Laurie Elbow is the director of Clinical Services for Suncoast Center. She manages child protection teams and works closely with all the players involved in the foster care system. Whatever problems may exist systemically or bureaucratically, she says case managers and investigators on the ground are giving it their all every day and looks forward to working with Family Support Services.

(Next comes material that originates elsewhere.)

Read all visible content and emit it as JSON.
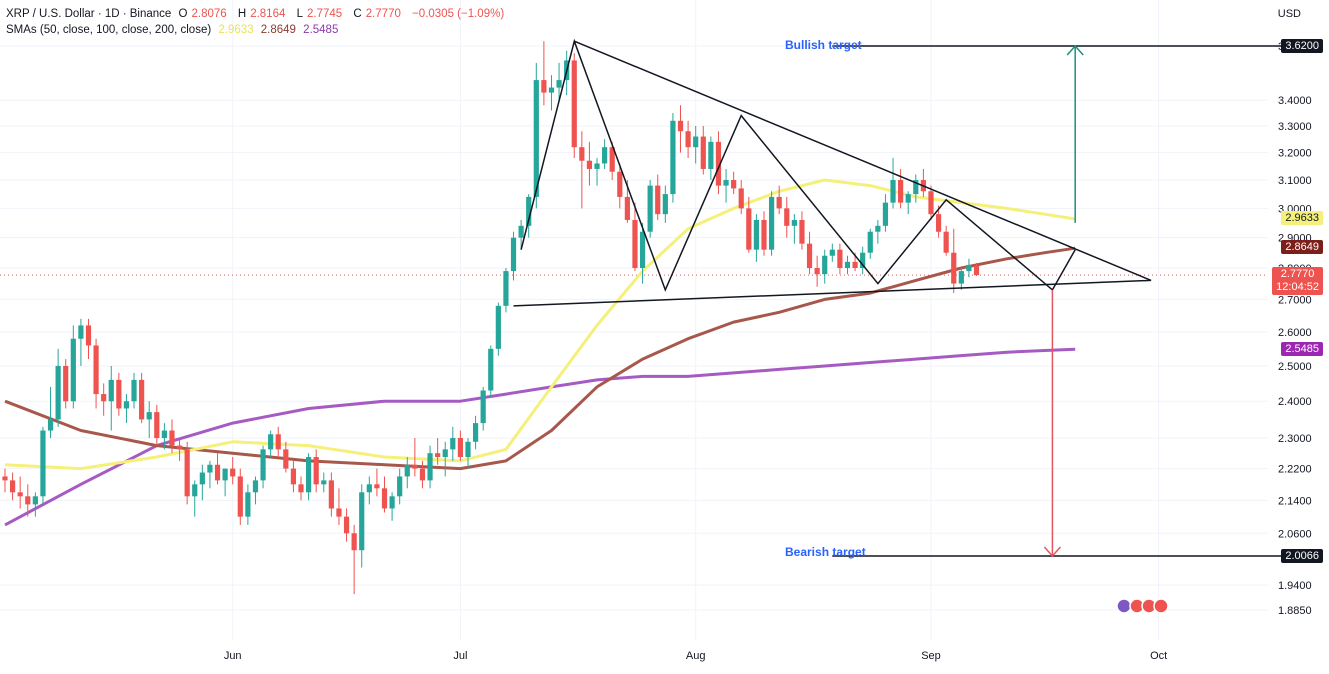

“I don’t see it on a day-to-day basis working with kids. I haven’t seen or have any concerns doing the work,” she said. “I’m looking forward to having community care-based organization. They really want partnerships in the community around whoever is doing this work and I think that’s a good start.”
DCF did not respond to a request for comment.
In a response to Florida Politics, DCF continued to emphasize Eckerd’s failings and did not respond to questions about broader systemic issues child welfare watchdogs raised. Instead, DCF officials said their goal was to provide “continuity of care.”
“The Department has experience in transitions of this nature and the public should feel confident that we are and will continue to do what is needed to ensure stability in operations, continuity in services and payment and improvement in areas where the circuit has been struggling. The Department took the necessary steps to include community partners in the process – particularly those who will need to engage with the selected vendor on a daily basis,” the agency wrote.